Ледяная костлявая рука цапает за шею. Она вскрикивает. Да это же ветка, ветка! Воздуху не хватает, сердце мелко бьется под горлом. Все же Иришка зачерпывает из ямки полный чайник; вода расплескивается, обжигает холодом живот и коленки. Теперь можно назад.
Костер кажется желто-красным крылом, которым лениво взмахивают. Иришка пытается улыбнуться, губы не гнутся. И все же темнота не так уж враждебна, и слух улавливает уютное стрекотание кузнечиков и тихий, добрый шорох травы.
И вот Иришка входит в свет костра; чайник до краев налит плескучим золотом.
— Складно получилось, — говорит отец. — Это мы употребим на ушку, а для чайника схожу сам.
— Да я еще сбегаю, — вызывается Иришка. — Недалеко ведь!..
А теперь светло и тихо, только гудение шмелиное раздается, а теперь Иришка не маленькая, и не надо никаких спичек вытягивать. Коли сама вызвалась, отступать стыдно: Володька с Петькой подумают, что хвастунья.
Иришка решительно поднялась с высохшего голого ствола, кое-где отороченного чешуйками белесого мха.
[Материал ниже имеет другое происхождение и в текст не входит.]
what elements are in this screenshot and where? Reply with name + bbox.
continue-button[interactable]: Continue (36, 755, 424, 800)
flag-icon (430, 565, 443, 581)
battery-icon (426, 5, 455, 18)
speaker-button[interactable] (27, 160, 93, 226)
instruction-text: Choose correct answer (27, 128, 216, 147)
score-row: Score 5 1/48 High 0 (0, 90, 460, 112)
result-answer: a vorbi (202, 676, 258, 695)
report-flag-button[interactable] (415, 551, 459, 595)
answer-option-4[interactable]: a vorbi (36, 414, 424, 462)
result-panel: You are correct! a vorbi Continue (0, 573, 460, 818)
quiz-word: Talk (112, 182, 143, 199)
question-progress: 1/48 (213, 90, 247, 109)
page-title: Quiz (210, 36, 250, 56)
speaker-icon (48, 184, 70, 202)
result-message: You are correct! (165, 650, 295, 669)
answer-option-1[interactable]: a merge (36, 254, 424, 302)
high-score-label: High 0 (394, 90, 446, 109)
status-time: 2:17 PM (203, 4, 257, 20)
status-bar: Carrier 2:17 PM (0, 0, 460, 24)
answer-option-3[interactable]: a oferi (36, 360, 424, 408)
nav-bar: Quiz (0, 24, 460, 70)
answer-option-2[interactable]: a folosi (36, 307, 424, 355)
Она уже позабыла, как воображала себя Зинаидой Яновной из телепередачи, и внимательно смотрела себе под ноги, надеясь заметить хоть один отпечаток конского копыта. Хвойный лес отступил, оставляя место березам, тоненьким, белым, словно промытым. Душисто запахло сухими вениками. Иришка приостановилась. В березняк ныряла тропинка, заросшая бледно-зеленой травою, и на траве кучка помета, то ли лошадиного, то ли лосиного. У Иришки тукнуло сердце.
— Ищи, Тузик, ищи! — почему-то понижая голос, велела она и пошла по тропинке.